Syntax
- Discipline: Syntax
- Language: English
- Edited by: Acrisio Pires, Vera Lee-Schoenfeld, and Dan Parker

Publication details
- History: 1998–present
- Publisher: Wiley-Blackwell
- Frequency: Quarterly
- Impact factor: 1.0 (2013)

Standard abbreviations
- ISO 4: Syntax

Indexing
- ISSN: 1368-0005 (print) 1467-9612 (web)

Links
- Journal homepage; Online access;

= Syntax (journal) =

Syntax is a peer-reviewed academic journal in the field of syntax of natural languages, established in 1998 and published by Wiley-Blackwell. The founding editors were Suzanne Flynn (MIT) and Samuel D. Epstein (University of Michigan). Syntax was rated A in both the Australian Research Council's ERA journal list for 2010 and the European Science Foundation's linguistics journal list.

On 9 March 2024, editors Klaus Abels and Suzanne Flynn announced their resignation in protest of Wiley-Blackwell's publication practices.
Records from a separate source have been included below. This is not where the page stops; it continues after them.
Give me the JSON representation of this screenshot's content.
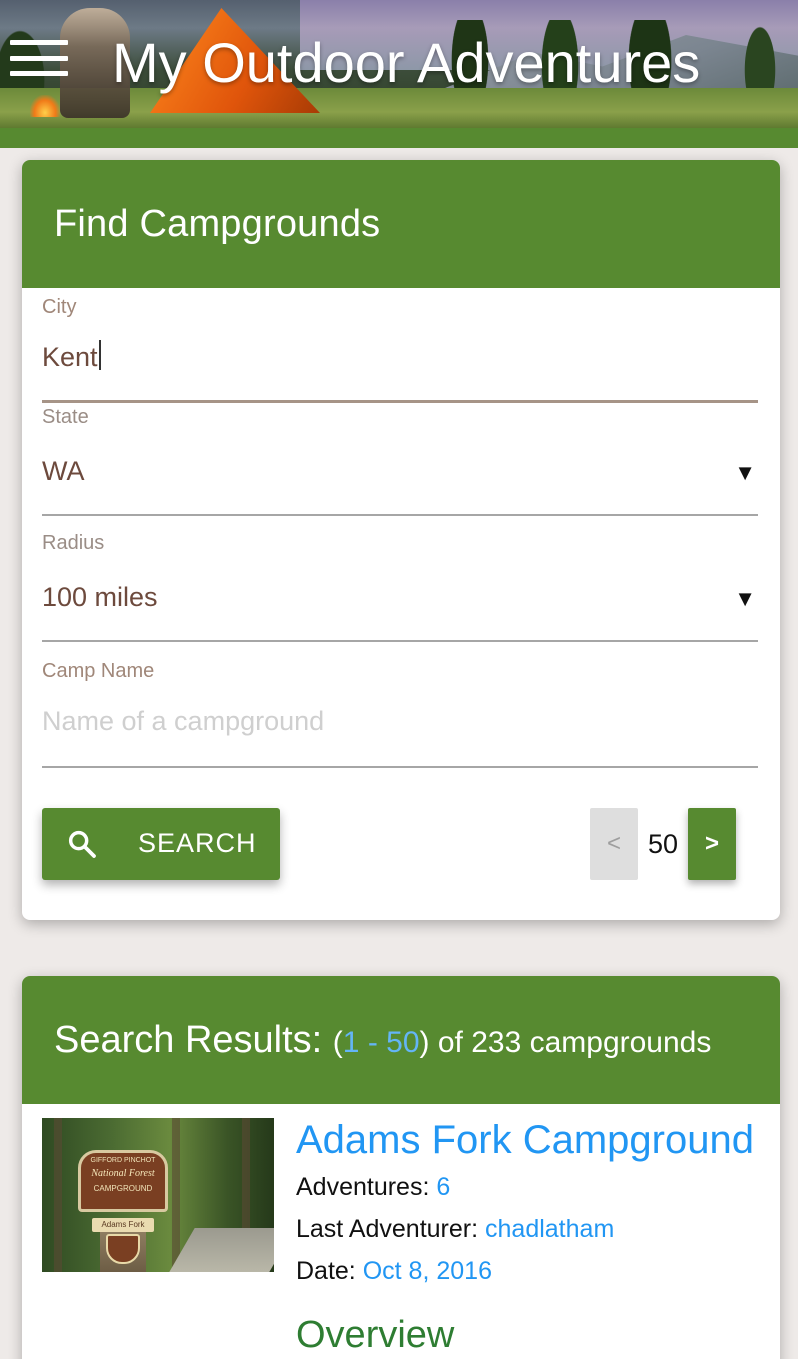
{
  "header": {
    "title": "My Outdoor Adventures",
    "menu_icon": "hamburger-menu-icon"
  },
  "search_form": {
    "title": "Find Campgrounds",
    "city": {
      "label": "City",
      "value": "Kent"
    },
    "state": {
      "label": "State",
      "value": "WA"
    },
    "radius": {
      "label": "Radius",
      "value": "100 miles"
    },
    "camp_name": {
      "label": "Camp Name",
      "placeholder": "Name of a campground"
    },
    "search_button": {
      "label": "SEARCH",
      "icon": "search-icon"
    },
    "pager": {
      "prev": "<",
      "count": "50",
      "next": ">"
    }
  },
  "results": {
    "title": "Search Results:",
    "open_paren": "(",
    "range": "1 - 50",
    "suffix": ") of 233 campgrounds",
    "items": [
      {
        "name": "Adams Fork Campground",
        "thumb_sign_line1": "GIFFORD PINCHOT",
        "thumb_sign_line2": "National Forest",
        "thumb_sign_line3": "CAMPGROUND",
        "thumb_plate": "Adams Fork",
        "adventures_label": "Adventures:",
        "adventures_value": "6",
        "last_adventurer_label": "Last Adventurer:",
        "last_adventurer_value": "chadlatham",
        "date_label": "Date:",
        "date_value": "Oct 8, 2016",
        "overview_label": "Overview"
      }
    ]
  },
  "colors": {
    "primary_green": "#578a30",
    "link_blue": "#2196f3",
    "overview_green": "#2e7d32",
    "input_text": "#6d4a3d"
  }
}
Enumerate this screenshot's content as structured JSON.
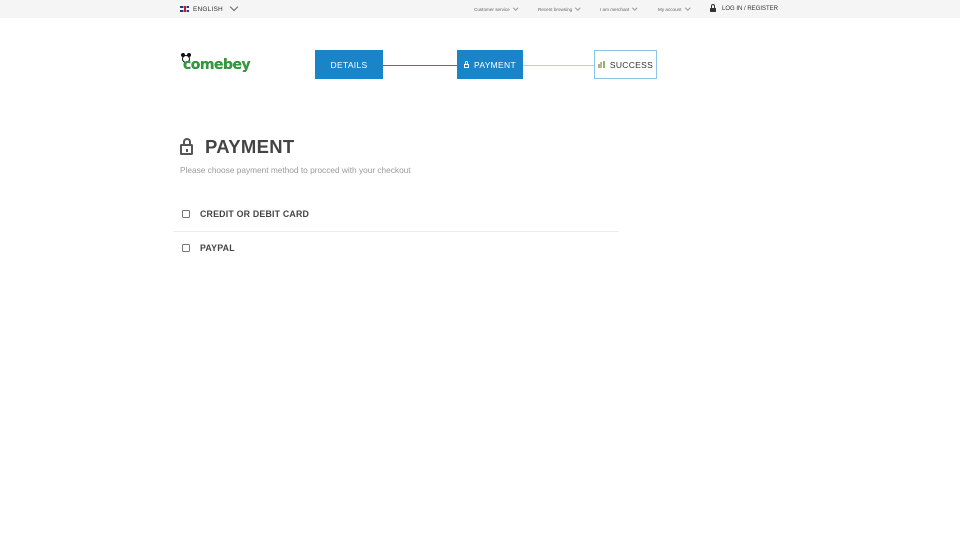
{
  "topbar": {
    "language": "ENGLISH",
    "nav": [
      {
        "label": "Customer service"
      },
      {
        "label": "Recent browsing"
      },
      {
        "label": "I am merchant"
      },
      {
        "label": "My account"
      }
    ],
    "login_label": "LOG IN / REGISTER"
  },
  "logo": {
    "text": "comebey"
  },
  "steps": [
    {
      "label": "DETAILS",
      "state": "done",
      "icon": null
    },
    {
      "label": "PAYMENT",
      "state": "current",
      "icon": "lock-icon"
    },
    {
      "label": "SUCCESS",
      "state": "pending",
      "icon": "bar-chart-icon"
    }
  ],
  "main": {
    "title": "PAYMENT",
    "subtitle": "Please choose payment method to  procced with your checkout",
    "options": [
      {
        "label": "CREDIT OR DEBIT CARD",
        "checked": false
      },
      {
        "label": "PAYPAL",
        "checked": false
      }
    ]
  },
  "colors": {
    "accent": "#1a84c8",
    "topbar_bg": "#f5f5f5",
    "logo_green": "#2e9d3b"
  }
}
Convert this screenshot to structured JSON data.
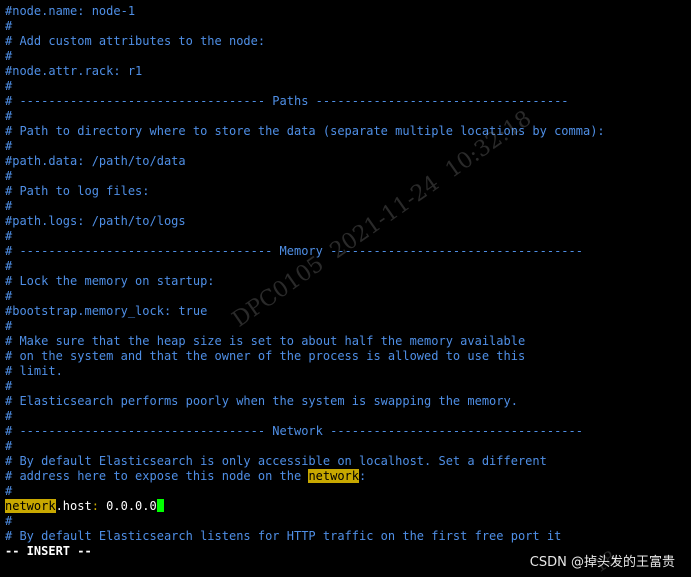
{
  "editor": {
    "lines": [
      {
        "type": "comment",
        "text": "#node.name: node-1"
      },
      {
        "type": "comment",
        "text": "#"
      },
      {
        "type": "comment",
        "text": "# Add custom attributes to the node:"
      },
      {
        "type": "comment",
        "text": "#"
      },
      {
        "type": "comment",
        "text": "#node.attr.rack: r1"
      },
      {
        "type": "comment",
        "text": "#"
      },
      {
        "type": "comment",
        "text": "# ---------------------------------- Paths -----------------------------------"
      },
      {
        "type": "comment",
        "text": "#"
      },
      {
        "type": "comment",
        "text": "# Path to directory where to store the data (separate multiple locations by comma):"
      },
      {
        "type": "comment",
        "text": "#"
      },
      {
        "type": "comment",
        "text": "#path.data: /path/to/data"
      },
      {
        "type": "comment",
        "text": "#"
      },
      {
        "type": "comment",
        "text": "# Path to log files:"
      },
      {
        "type": "comment",
        "text": "#"
      },
      {
        "type": "comment",
        "text": "#path.logs: /path/to/logs"
      },
      {
        "type": "comment",
        "text": "#"
      },
      {
        "type": "comment",
        "text": "# ----------------------------------- Memory -----------------------------------"
      },
      {
        "type": "comment",
        "text": "#"
      },
      {
        "type": "comment",
        "text": "# Lock the memory on startup:"
      },
      {
        "type": "comment",
        "text": "#"
      },
      {
        "type": "comment",
        "text": "#bootstrap.memory_lock: true"
      },
      {
        "type": "comment",
        "text": "#"
      },
      {
        "type": "comment",
        "text": "# Make sure that the heap size is set to about half the memory available"
      },
      {
        "type": "comment",
        "text": "# on the system and that the owner of the process is allowed to use this"
      },
      {
        "type": "comment",
        "text": "# limit."
      },
      {
        "type": "comment",
        "text": "#"
      },
      {
        "type": "comment",
        "text": "# Elasticsearch performs poorly when the system is swapping the memory."
      },
      {
        "type": "comment",
        "text": "#"
      },
      {
        "type": "comment",
        "text": "# ---------------------------------- Network -----------------------------------"
      },
      {
        "type": "comment",
        "text": "#"
      },
      {
        "type": "comment",
        "text": "# By default Elasticsearch is only accessible on localhost. Set a different"
      },
      {
        "type": "highlight_line",
        "before": "# address here to expose this node on the ",
        "match": "network",
        "after": ":"
      },
      {
        "type": "comment",
        "text": "#"
      },
      {
        "type": "setting",
        "match": "network",
        "rest": ".host",
        "colon": ":",
        "value": " 0.0.0.0"
      },
      {
        "type": "comment",
        "text": "#"
      },
      {
        "type": "comment",
        "text": "# By default Elasticsearch listens for HTTP traffic on the first free port it"
      }
    ],
    "mode": "-- INSERT --"
  },
  "watermarks": {
    "diagonal_1": "DPC0105  2021-11-24  10:32:18",
    "diagonal_2": "18",
    "credit": "CSDN @掉头发的王富贵"
  },
  "colors": {
    "background": "#000000",
    "comment": "#4f8fe6",
    "highlight": "#c8a800",
    "cursor": "#00ff00",
    "text": "#ffffff"
  }
}
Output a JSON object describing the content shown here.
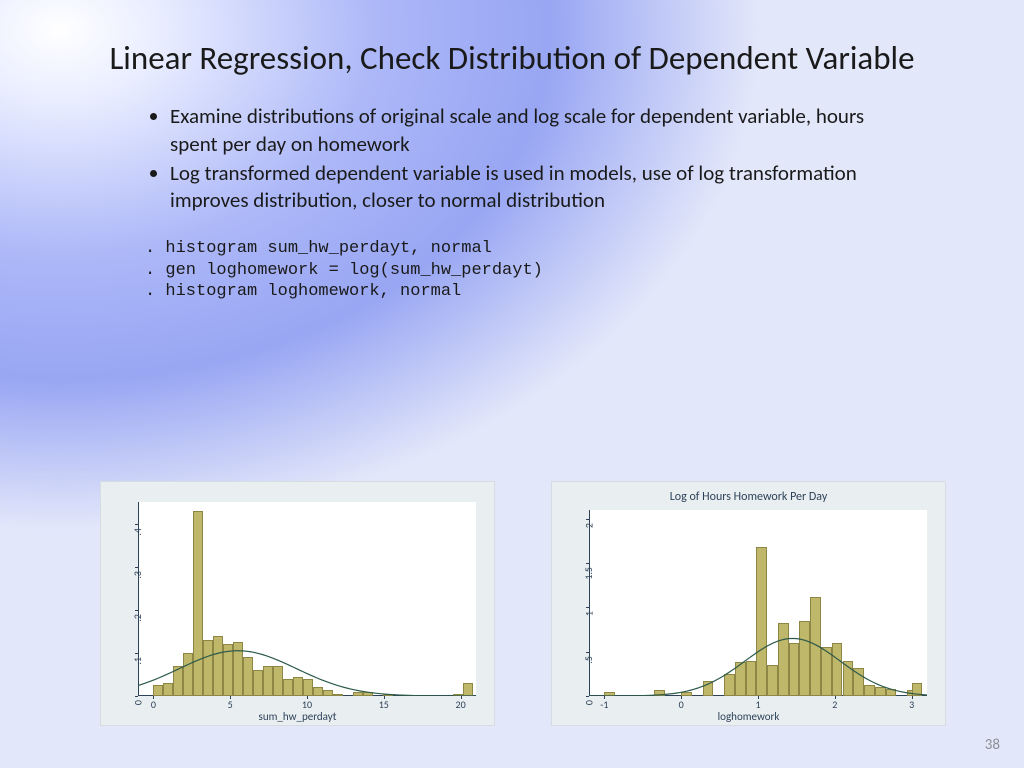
{
  "title": "Linear Regression, Check Distribution of Dependent Variable",
  "bullets": [
    "Examine distributions of original scale and log scale for dependent variable, hours spent per day on homework",
    "Log transformed dependent variable is used in models, use of log transformation improves distribution, closer to normal distribution"
  ],
  "code_lines": [
    ". histogram sum_hw_perdayt, normal",
    ". gen loghomework = log(sum_hw_perdayt)",
    ". histogram loghomework, normal"
  ],
  "page_number": "38",
  "chart_data": [
    {
      "type": "bar",
      "title": "",
      "xlabel": "sum_hw_perdayt",
      "ylabel": "",
      "x_ticks": [
        0,
        5,
        10,
        15,
        20
      ],
      "y_ticks": [
        0,
        0.1,
        0.2,
        0.3,
        0.4
      ],
      "y_tick_labels": [
        "0",
        ".1",
        ".2",
        ".3",
        ".4"
      ],
      "xlim": [
        -1,
        21
      ],
      "ylim": [
        0,
        0.45
      ],
      "bin_width": 0.65,
      "bars": [
        {
          "x": 0,
          "y": 0.025
        },
        {
          "x": 0.65,
          "y": 0.03
        },
        {
          "x": 1.3,
          "y": 0.07
        },
        {
          "x": 1.95,
          "y": 0.1
        },
        {
          "x": 2.6,
          "y": 0.43
        },
        {
          "x": 3.25,
          "y": 0.13
        },
        {
          "x": 3.9,
          "y": 0.14
        },
        {
          "x": 4.55,
          "y": 0.12
        },
        {
          "x": 5.2,
          "y": 0.125
        },
        {
          "x": 5.85,
          "y": 0.09
        },
        {
          "x": 6.5,
          "y": 0.06
        },
        {
          "x": 7.15,
          "y": 0.07
        },
        {
          "x": 7.8,
          "y": 0.07
        },
        {
          "x": 8.45,
          "y": 0.04
        },
        {
          "x": 9.1,
          "y": 0.045
        },
        {
          "x": 9.75,
          "y": 0.04
        },
        {
          "x": 10.4,
          "y": 0.02
        },
        {
          "x": 11.05,
          "y": 0.015
        },
        {
          "x": 11.7,
          "y": 0.005
        },
        {
          "x": 13.0,
          "y": 0.01
        },
        {
          "x": 13.65,
          "y": 0.01
        },
        {
          "x": 14.95,
          "y": 0.005
        },
        {
          "x": 19.5,
          "y": 0.005
        },
        {
          "x": 20.15,
          "y": 0.03
        }
      ],
      "normal_curve": {
        "mean": 5.5,
        "sd": 3.8,
        "peak": 0.105
      }
    },
    {
      "type": "bar",
      "title": "Log of Hours Homework Per Day",
      "xlabel": "loghomework",
      "ylabel": "",
      "x_ticks": [
        -1,
        0,
        1,
        2,
        3
      ],
      "y_ticks": [
        0,
        0.5,
        1,
        1.5,
        2
      ],
      "y_tick_labels": [
        "0",
        ".5",
        "1",
        "1.5",
        "2"
      ],
      "xlim": [
        -1.2,
        3.2
      ],
      "ylim": [
        0,
        2.1
      ],
      "bin_width": 0.14,
      "bars": [
        {
          "x": -1.0,
          "y": 0.05
        },
        {
          "x": -0.35,
          "y": 0.07
        },
        {
          "x": 0.0,
          "y": 0.05
        },
        {
          "x": 0.28,
          "y": 0.17
        },
        {
          "x": 0.56,
          "y": 0.25
        },
        {
          "x": 0.7,
          "y": 0.38
        },
        {
          "x": 0.84,
          "y": 0.4
        },
        {
          "x": 0.98,
          "y": 1.68
        },
        {
          "x": 1.12,
          "y": 0.35
        },
        {
          "x": 1.26,
          "y": 0.82
        },
        {
          "x": 1.4,
          "y": 0.6
        },
        {
          "x": 1.54,
          "y": 0.85
        },
        {
          "x": 1.68,
          "y": 1.12
        },
        {
          "x": 1.82,
          "y": 0.55
        },
        {
          "x": 1.96,
          "y": 0.6
        },
        {
          "x": 2.1,
          "y": 0.4
        },
        {
          "x": 2.24,
          "y": 0.32
        },
        {
          "x": 2.38,
          "y": 0.12
        },
        {
          "x": 2.52,
          "y": 0.1
        },
        {
          "x": 2.66,
          "y": 0.08
        },
        {
          "x": 2.94,
          "y": 0.07
        },
        {
          "x": 3.0,
          "y": 0.15
        }
      ],
      "normal_curve": {
        "mean": 1.45,
        "sd": 0.62,
        "peak": 0.65
      }
    }
  ]
}
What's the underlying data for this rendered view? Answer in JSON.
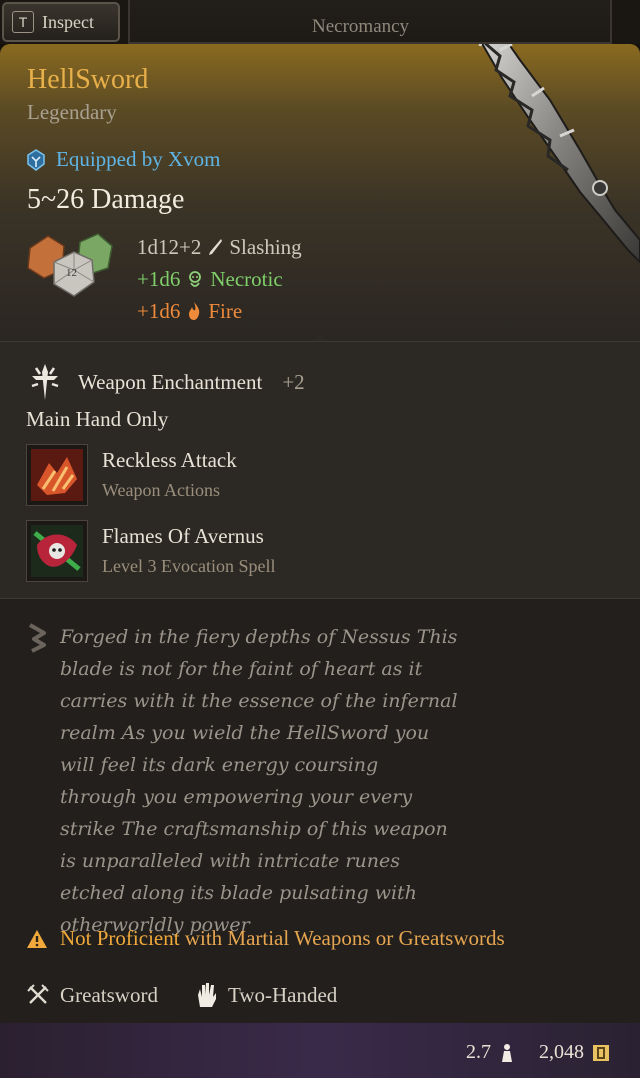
{
  "topbar": {
    "inspect_key": "T",
    "inspect_label": "Inspect",
    "tab_label": "Necromancy"
  },
  "item": {
    "name": "HellSword",
    "rarity": "Legendary",
    "equipped_by": "Equipped by Xvom",
    "damage": "5~26 Damage",
    "damage_lines": {
      "base": {
        "dice": "1d12+2",
        "type": "Slashing"
      },
      "necrotic": {
        "dice": "+1d6",
        "type": "Necrotic"
      },
      "fire": {
        "dice": "+1d6",
        "type": "Fire"
      }
    },
    "die_label": "12"
  },
  "enchantment": {
    "name": "Weapon Enchantment",
    "bonus": "+2",
    "main_hand": "Main Hand Only"
  },
  "actions": [
    {
      "name": "Reckless Attack",
      "sub": "Weapon Actions"
    },
    {
      "name": "Flames Of Avernus",
      "sub": "Level 3 Evocation Spell"
    }
  ],
  "description": "Forged in the fiery depths of Nessus This blade is not for the faint of heart as it carries with it the essence of the infernal realm As you wield the HellSword you will feel its dark energy coursing through you empowering your every strike The craftsmanship of this weapon is unparalleled with intricate runes etched along its blade pulsating with otherworldly power",
  "warning": {
    "part1": "Not Proficient",
    "part2": "with Martial Weapons or Greatswords"
  },
  "properties": {
    "weapon_type": "Greatsword",
    "handedness": "Two-Handed"
  },
  "footer": {
    "weight": "2.7",
    "value": "2,048"
  },
  "colors": {
    "title": "#e8b04a",
    "equipped": "#5fb6e6",
    "necrotic": "#7fcf6a",
    "fire": "#ee8a3a",
    "warning": "#f0a93a"
  }
}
In an open letter to the linguistics community, they asserted that Wiley-Blackwell had failed to provide the quality of copyediting and publication that would be necessary to justify the unpaid work provided by authors, peer reviewers, and editors. The former editors announced their intent to start a new diamond open access journal to replace the original, titled Syntactic Theory and Research.

Following the resignation of the former editors, Acrisio Pires, Dan Parker, and Vera Lee-Schoenfeld were appointed in 2026 as the journal's editors by Wiley. Under the new editorial team, Syntax continues to publish peer-reviewed research in theoretical syntax, comparative grammar, and the interfaces between syntax and related fields, including semantics, morphology, phonology, and psycholinguistics.